FACTS:  This is a petition for the registration of a certain parcel or tract of land located in the
municipality of San Jose, Nueva Ecija. Appellant Maria del Rosario presented a petition in the CFI
for the registration under the Torrens system, of the very land now in question by virtue of her
appeal. In that case, after issue joined and after hearing the evidence, the Honorable Vicente
Nepomuceno, judge, denied the registration of all of the northern portion of the land included in her
petition, which was the plan presented in that action, upon the ground that said portion was more
valuable for timber purposes than for agricultural purposes. From that judgment Maria del Rosario
appealed. The Supreme Court after a consideration of the evidence affirmed the decision of the
lower court. In the course of that decision the Supreme Court, speaking through Mr. Justice Moir,
said: "We have examined the plans and all the evidence presented in this case and are of the
opinion that the trial court was correct in its declaration that this send a did not mean the old road to
Boñgabon. The fact that nearly all the northern property is forestry land is a further indication that the
applicant's possessory information title did not include the land running up to the road to Bongabon,
because all the papers which the applicant has regarding this property call the land palayero." Judge
Nepomuceno in his decision directed that the appellant herein present an amended plan in that
case, showing the particular part or parcel of the land in question which she was entitled to have
registered. We have no evidence before us showing that order of Judge Nepomuceno was ever
complied with. Nothing further seems to have occurred with reference to the registration of the land
included in the former case, when the Acting Director of Lands presented the petition in the present
case for the registration, under the cadastral survey, of a portion of land located in the municipality of
San Jose, which included the very land claimed by Maria del Rosario in the former action. She
presented her opposition in the present action, claiming the very land which she claimed in the
former action. The only proof which she presented in support of her claim in the present action was
the proof which she had presented in the former action. No proof was adduced in addition thereto,
which in the slightest degree showed that she was entitled to the registration of any other parcel of
land than those which had been conceded to her in the first action.

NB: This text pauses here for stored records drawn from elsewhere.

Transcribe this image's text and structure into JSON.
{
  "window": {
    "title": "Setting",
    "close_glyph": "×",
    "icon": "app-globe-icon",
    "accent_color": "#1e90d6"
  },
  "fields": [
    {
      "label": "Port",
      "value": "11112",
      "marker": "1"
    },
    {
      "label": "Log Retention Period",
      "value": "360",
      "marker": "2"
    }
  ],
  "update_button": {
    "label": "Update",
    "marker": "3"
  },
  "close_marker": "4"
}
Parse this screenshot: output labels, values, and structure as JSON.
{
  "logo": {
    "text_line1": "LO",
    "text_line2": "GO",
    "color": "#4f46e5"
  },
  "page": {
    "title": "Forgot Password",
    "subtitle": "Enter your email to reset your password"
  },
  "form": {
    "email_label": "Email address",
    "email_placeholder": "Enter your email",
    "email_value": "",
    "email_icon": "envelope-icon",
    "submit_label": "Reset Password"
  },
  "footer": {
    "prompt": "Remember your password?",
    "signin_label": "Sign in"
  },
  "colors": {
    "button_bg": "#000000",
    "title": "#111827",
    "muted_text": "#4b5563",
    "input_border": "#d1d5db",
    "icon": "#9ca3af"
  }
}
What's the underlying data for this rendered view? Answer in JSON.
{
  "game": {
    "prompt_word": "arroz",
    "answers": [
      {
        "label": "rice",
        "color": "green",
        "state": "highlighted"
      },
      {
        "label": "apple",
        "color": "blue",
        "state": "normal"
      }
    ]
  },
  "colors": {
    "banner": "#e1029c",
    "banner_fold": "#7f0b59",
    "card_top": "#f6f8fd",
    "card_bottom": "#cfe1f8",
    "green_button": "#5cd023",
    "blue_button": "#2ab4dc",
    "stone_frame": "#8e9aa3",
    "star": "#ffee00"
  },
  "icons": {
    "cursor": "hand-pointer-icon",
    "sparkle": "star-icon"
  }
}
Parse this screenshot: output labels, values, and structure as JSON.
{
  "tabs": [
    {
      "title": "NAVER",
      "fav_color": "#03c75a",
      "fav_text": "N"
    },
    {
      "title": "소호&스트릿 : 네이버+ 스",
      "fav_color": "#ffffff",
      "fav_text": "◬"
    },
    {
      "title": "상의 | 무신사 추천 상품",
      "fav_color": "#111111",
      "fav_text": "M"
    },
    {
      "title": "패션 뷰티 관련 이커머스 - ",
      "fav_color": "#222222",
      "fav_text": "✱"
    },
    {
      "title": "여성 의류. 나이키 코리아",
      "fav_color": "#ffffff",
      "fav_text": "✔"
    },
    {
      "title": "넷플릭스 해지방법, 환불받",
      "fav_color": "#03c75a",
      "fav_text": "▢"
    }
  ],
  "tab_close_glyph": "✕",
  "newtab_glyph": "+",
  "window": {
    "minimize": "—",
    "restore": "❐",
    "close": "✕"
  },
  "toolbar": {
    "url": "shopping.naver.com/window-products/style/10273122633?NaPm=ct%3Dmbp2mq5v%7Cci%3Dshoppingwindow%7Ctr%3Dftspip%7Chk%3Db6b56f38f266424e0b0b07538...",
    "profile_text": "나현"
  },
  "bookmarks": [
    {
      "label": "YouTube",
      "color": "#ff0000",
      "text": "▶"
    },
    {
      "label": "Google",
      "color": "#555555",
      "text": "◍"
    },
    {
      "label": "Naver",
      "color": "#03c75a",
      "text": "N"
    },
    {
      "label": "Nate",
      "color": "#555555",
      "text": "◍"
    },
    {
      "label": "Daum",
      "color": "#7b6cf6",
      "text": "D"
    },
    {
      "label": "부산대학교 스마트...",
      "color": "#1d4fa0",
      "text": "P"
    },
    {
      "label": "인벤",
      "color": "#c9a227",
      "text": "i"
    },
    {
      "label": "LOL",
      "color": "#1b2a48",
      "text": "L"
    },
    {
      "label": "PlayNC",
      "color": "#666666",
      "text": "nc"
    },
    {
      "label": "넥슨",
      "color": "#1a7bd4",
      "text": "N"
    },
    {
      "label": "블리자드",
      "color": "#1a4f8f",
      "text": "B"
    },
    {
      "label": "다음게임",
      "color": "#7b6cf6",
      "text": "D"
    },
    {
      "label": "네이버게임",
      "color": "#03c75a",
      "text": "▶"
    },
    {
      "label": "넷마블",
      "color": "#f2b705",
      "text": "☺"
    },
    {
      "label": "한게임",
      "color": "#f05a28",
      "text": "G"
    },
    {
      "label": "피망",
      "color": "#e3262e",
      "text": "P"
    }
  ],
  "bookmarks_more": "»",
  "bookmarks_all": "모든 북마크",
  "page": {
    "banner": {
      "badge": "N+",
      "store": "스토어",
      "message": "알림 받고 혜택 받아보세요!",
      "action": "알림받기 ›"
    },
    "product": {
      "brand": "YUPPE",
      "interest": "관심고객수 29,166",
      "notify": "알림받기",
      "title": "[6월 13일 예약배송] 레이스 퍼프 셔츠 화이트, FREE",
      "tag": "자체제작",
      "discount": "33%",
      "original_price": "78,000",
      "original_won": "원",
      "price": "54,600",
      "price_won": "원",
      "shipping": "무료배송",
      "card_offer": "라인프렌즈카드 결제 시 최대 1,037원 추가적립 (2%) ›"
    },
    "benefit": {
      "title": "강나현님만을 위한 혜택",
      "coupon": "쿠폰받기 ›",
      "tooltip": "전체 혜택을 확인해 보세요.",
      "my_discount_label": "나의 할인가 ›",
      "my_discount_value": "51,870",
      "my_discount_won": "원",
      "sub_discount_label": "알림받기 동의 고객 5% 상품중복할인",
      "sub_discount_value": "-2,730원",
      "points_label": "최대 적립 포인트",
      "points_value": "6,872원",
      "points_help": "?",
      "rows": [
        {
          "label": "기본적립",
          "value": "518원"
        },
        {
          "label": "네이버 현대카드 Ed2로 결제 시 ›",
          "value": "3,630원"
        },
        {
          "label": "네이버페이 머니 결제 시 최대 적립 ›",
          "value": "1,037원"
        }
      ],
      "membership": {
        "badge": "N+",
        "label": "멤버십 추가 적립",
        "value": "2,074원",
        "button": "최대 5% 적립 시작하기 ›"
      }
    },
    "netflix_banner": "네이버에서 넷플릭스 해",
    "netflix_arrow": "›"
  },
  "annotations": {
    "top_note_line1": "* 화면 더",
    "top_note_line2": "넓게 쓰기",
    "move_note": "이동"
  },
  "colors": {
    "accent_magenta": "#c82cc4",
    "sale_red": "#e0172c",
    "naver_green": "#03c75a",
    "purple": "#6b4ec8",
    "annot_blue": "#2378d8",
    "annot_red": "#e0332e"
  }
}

ISSUE/S: Whether or not appellant is entitled to the subject lot

RULING: No. In this court she presented a motion for rehearing and in support thereof presents
some proof to show that the northern portion of the land in question is not forestry land but that much
of it is agricultural land. With reference to said motion for rehearing, it may be said that all of the
proof which is presented in support thereof existed at the time of the trial and might, with reasonable
diligence, have been presented. It cannot, therefore, be considered now. It is not newly discovered
evidence. And moreover if it should be accepted it would not be sufficient to justify the granting of a
new trial. After a careful examination of the entire record and the evidence adduced during the trial
of this cause as well as that adduced during the trial of the first cause, we are fully persuaded that no
error has been committed. Whether particular land is more valuable for forestry purposes than for
agricultural purposes, or vice-versa, is a question of fact and must be established during the trial of
the cause. Whether the particular land is agricultural, forestry, or mineral is a question to be settled
in each particular case, unless the Bureau of Forestry has, under the authority conferred upon it,
prior to the intervention of private interest, set aside for forestry or mineral purposes the particular
land in question. (Ankron vs. Government of the Philippine Islands, 40 Phil., 10.) During the trial of
the present cause the appellant made no effort to show that the land which she claimed, outside of
that which had been decreed in her favor, was more valuable for agricultural than forestry purposes.
For all of the foregoing, the judgment appealed from is hereby affirmed, with costs. So ordered.